Why this matters to traders

When issuance trends lower and ETFs accumulate from exchange reserves, tradable supply thins and books become more fragile. That amplifies both breakouts and drawdowns. With BTC around $109,406, round-number levels like $100K and $110K act as psychological magnets where liquidity clusters. A scarcity narrative plus visible inflows can sustain trend—but it also compresses exit liquidity if sentiment flips.

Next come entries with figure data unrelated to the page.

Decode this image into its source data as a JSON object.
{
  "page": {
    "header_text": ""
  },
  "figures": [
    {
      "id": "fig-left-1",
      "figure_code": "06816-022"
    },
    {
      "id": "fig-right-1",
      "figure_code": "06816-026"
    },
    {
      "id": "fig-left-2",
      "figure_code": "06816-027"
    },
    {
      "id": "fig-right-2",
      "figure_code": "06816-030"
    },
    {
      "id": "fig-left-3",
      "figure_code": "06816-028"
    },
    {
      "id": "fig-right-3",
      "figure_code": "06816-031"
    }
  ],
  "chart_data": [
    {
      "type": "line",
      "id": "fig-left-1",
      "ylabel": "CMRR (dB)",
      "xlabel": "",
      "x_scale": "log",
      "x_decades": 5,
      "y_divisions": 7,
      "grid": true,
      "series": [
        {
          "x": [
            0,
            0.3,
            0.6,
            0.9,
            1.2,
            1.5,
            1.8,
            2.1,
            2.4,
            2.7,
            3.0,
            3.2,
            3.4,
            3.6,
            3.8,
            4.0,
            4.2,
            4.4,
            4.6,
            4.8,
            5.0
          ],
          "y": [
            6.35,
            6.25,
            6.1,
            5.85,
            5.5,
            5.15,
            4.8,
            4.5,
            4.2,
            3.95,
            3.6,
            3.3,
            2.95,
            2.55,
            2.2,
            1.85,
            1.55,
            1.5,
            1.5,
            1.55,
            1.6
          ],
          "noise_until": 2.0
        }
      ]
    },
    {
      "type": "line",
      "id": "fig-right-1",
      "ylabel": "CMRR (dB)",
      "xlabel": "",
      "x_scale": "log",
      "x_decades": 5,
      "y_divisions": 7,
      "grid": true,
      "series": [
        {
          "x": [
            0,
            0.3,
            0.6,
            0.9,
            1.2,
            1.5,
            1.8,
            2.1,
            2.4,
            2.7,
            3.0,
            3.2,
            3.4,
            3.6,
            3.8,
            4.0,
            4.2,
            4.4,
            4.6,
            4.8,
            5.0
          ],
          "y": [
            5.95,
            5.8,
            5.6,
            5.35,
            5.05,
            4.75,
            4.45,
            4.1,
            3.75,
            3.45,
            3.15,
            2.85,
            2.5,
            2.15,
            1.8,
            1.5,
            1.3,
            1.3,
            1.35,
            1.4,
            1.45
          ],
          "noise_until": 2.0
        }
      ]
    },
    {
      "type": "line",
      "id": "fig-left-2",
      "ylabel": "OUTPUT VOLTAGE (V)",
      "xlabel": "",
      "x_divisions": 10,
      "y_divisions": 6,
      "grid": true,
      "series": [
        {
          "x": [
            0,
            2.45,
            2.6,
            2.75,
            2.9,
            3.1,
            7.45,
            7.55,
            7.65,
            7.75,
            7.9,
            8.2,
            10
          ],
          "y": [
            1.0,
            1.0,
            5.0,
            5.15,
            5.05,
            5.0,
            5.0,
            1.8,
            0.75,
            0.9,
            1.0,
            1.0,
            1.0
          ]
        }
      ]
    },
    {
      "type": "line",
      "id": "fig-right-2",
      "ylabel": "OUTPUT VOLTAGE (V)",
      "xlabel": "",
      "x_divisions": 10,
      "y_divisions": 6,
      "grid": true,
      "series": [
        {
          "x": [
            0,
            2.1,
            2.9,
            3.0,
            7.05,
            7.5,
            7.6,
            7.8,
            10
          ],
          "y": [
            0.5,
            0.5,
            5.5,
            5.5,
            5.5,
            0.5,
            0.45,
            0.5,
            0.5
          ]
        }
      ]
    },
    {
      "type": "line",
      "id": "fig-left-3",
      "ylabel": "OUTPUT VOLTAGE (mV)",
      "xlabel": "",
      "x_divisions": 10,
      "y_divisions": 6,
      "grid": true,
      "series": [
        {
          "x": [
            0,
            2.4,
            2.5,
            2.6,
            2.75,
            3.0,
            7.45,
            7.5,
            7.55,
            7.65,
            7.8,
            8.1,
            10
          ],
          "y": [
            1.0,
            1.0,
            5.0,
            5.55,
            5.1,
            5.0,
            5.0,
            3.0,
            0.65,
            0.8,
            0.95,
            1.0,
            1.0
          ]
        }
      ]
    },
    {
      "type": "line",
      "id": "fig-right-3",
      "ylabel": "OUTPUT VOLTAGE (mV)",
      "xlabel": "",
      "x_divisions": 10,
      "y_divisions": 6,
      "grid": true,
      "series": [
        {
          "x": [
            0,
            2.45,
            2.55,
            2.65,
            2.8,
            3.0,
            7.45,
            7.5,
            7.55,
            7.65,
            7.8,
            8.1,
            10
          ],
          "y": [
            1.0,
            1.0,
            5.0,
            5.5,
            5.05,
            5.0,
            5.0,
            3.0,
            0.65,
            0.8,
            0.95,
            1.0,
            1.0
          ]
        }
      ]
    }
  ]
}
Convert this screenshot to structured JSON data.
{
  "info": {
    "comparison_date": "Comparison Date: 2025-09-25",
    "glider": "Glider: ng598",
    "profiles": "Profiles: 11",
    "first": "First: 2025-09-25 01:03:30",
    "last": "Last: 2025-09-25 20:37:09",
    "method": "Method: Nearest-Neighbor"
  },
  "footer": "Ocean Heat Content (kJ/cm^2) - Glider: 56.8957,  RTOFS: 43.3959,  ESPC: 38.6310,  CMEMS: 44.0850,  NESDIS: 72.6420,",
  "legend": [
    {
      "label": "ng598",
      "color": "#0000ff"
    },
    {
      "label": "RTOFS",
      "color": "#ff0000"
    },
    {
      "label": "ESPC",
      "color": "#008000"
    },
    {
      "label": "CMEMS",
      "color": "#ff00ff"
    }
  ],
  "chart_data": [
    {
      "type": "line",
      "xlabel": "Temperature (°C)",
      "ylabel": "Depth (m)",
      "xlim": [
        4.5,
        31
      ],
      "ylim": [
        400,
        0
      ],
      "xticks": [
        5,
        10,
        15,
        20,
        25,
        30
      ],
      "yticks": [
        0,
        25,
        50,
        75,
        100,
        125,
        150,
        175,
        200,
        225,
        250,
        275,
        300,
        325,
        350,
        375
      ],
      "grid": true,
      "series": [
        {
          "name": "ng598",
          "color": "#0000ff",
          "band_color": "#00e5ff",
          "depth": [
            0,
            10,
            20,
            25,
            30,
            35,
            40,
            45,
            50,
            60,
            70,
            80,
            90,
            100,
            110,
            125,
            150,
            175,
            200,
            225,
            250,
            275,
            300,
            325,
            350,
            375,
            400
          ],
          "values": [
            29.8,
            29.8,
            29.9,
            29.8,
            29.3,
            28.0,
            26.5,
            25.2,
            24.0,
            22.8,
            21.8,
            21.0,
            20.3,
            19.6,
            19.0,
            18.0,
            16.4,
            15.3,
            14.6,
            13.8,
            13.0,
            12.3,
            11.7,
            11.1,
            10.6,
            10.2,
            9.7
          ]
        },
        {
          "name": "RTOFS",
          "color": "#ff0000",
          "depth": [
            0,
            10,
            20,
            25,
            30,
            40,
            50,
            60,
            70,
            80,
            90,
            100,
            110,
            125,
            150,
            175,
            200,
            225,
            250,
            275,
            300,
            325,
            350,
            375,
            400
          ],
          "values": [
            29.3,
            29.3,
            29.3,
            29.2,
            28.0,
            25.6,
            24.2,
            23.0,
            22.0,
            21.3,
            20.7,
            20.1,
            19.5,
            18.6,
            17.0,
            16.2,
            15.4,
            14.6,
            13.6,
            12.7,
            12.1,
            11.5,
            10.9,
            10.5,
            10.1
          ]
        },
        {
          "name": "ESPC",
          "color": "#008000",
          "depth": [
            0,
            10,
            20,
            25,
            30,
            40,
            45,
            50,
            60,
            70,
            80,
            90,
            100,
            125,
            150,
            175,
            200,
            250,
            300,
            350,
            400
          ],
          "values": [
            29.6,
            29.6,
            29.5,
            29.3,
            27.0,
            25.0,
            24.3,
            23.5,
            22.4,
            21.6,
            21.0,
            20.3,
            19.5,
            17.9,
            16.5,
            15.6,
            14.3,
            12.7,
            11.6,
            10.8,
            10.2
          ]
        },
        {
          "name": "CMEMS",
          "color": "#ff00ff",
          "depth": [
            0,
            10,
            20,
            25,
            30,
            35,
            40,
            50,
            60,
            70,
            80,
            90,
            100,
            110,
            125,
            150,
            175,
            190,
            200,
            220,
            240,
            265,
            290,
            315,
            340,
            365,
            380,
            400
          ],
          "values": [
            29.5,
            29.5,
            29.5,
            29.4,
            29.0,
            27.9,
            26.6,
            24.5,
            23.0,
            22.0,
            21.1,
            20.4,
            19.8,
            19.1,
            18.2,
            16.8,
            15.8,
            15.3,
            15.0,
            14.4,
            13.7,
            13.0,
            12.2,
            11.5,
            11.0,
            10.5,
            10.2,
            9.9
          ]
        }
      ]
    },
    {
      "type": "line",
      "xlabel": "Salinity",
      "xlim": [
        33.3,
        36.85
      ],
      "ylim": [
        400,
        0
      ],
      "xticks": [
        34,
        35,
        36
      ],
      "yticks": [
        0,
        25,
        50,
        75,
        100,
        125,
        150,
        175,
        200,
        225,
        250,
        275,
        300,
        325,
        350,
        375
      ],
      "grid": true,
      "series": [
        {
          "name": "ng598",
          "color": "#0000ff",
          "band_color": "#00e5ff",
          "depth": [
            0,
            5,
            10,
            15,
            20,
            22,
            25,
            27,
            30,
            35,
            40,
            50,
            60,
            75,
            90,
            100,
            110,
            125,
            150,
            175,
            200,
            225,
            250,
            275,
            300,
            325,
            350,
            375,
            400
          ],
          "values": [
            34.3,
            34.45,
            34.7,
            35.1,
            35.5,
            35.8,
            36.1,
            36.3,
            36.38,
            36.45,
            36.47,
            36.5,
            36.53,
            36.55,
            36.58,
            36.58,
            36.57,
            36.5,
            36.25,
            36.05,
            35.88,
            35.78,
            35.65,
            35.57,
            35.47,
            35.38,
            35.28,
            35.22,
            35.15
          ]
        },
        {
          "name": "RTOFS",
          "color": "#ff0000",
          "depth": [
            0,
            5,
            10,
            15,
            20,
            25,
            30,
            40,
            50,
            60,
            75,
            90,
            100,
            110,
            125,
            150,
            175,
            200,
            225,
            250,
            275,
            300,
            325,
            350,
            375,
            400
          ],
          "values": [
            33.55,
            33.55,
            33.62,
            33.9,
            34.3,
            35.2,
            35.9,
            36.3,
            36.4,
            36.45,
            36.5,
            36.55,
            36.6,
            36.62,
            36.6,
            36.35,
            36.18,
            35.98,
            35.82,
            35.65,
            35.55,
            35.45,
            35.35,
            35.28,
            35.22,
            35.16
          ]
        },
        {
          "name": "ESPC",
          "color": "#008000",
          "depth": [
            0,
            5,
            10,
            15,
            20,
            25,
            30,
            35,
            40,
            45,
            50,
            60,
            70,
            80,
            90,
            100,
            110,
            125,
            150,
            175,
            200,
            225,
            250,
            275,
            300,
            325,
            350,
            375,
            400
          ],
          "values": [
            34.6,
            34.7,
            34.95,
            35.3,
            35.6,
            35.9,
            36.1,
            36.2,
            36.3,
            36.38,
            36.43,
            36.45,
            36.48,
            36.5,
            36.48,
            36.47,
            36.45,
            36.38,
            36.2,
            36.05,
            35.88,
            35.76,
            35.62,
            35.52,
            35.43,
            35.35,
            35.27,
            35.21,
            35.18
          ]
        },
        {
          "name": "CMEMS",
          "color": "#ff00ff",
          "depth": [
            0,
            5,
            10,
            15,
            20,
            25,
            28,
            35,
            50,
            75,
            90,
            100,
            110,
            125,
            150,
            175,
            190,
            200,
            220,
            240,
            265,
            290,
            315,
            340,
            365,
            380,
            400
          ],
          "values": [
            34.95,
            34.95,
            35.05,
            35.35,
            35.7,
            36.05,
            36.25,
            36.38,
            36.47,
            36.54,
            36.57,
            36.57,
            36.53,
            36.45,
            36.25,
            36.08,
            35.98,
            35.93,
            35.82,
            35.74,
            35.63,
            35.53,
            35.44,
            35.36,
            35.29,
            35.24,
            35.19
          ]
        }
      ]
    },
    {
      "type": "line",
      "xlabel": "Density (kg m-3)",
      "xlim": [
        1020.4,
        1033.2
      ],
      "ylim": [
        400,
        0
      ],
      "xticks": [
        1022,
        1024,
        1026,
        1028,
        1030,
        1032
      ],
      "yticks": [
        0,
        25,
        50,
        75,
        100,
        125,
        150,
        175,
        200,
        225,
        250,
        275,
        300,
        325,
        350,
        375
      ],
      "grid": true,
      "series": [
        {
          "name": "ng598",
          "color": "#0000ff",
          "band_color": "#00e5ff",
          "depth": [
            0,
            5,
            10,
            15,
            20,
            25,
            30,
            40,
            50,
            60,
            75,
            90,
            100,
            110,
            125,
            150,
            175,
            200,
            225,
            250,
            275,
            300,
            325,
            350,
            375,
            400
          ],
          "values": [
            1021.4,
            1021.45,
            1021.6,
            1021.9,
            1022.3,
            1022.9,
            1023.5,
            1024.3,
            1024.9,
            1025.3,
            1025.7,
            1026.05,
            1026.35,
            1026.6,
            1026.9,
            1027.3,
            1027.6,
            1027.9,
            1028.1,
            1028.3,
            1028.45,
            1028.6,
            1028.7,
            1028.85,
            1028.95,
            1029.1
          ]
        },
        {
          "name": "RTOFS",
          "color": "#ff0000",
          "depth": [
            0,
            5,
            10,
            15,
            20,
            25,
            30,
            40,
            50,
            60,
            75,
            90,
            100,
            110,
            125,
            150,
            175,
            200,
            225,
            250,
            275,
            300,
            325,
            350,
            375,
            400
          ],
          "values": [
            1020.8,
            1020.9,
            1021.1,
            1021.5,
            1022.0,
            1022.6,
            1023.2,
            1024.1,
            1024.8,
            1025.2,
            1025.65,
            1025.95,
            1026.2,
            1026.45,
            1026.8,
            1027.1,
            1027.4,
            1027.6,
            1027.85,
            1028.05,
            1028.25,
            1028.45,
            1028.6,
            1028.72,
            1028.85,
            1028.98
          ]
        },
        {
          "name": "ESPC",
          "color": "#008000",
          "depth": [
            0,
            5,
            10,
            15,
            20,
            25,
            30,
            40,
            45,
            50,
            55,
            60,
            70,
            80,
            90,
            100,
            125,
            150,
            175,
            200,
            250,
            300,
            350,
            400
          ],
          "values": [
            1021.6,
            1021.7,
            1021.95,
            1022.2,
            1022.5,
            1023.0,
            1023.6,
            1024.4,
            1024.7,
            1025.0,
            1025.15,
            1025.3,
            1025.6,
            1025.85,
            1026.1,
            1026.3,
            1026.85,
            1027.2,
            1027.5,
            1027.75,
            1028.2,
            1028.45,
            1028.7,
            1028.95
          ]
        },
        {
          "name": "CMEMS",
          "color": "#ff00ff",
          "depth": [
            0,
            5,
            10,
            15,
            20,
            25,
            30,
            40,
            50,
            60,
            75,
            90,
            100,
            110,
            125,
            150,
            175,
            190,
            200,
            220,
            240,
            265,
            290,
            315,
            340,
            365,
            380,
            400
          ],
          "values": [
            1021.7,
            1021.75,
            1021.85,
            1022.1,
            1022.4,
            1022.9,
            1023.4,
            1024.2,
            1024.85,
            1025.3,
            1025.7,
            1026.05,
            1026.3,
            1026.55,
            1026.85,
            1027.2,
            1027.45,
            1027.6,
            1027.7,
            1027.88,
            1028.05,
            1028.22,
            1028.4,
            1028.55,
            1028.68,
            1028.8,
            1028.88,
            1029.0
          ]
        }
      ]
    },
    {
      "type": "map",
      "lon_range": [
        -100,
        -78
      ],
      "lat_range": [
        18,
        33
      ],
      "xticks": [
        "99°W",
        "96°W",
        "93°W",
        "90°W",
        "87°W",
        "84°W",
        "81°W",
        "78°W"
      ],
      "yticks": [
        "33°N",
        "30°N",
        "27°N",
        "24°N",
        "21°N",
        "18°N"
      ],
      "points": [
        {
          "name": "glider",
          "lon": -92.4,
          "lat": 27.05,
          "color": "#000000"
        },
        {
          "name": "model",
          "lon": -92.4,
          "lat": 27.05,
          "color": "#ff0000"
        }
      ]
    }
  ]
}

Key risks to price at six figures

- Reflexive FOMO: Late-cycle chases can form blow-off tops. Expect 10–25% pullbacks even within an uptrend. - Leverage build-up: Elevated funding and crowded long positioning increase liquidation cascades. - ETF flow reversals: Net outflow days can pressure price when spot liquidity is thin. - Miner dynamics: Lower issuance doesn’t eliminate miner sell pressure, it just changes cadence. - Macro shocks: Rates, USD strength, or risk-off can puncture sentiment faster at stretched levels.

Actionable game plan

Bottom line

Kiyosaki’s four reasons—scarcity, near-full issuance, adoption, and psychology—capture today’s setup: strengthening demand versus a structurally constrained float. That’s rocket fuel for trends and a warning label for late chasers. Your edge isn’t guessing the next $10K—it's executing a plan that respects both momentum and risk.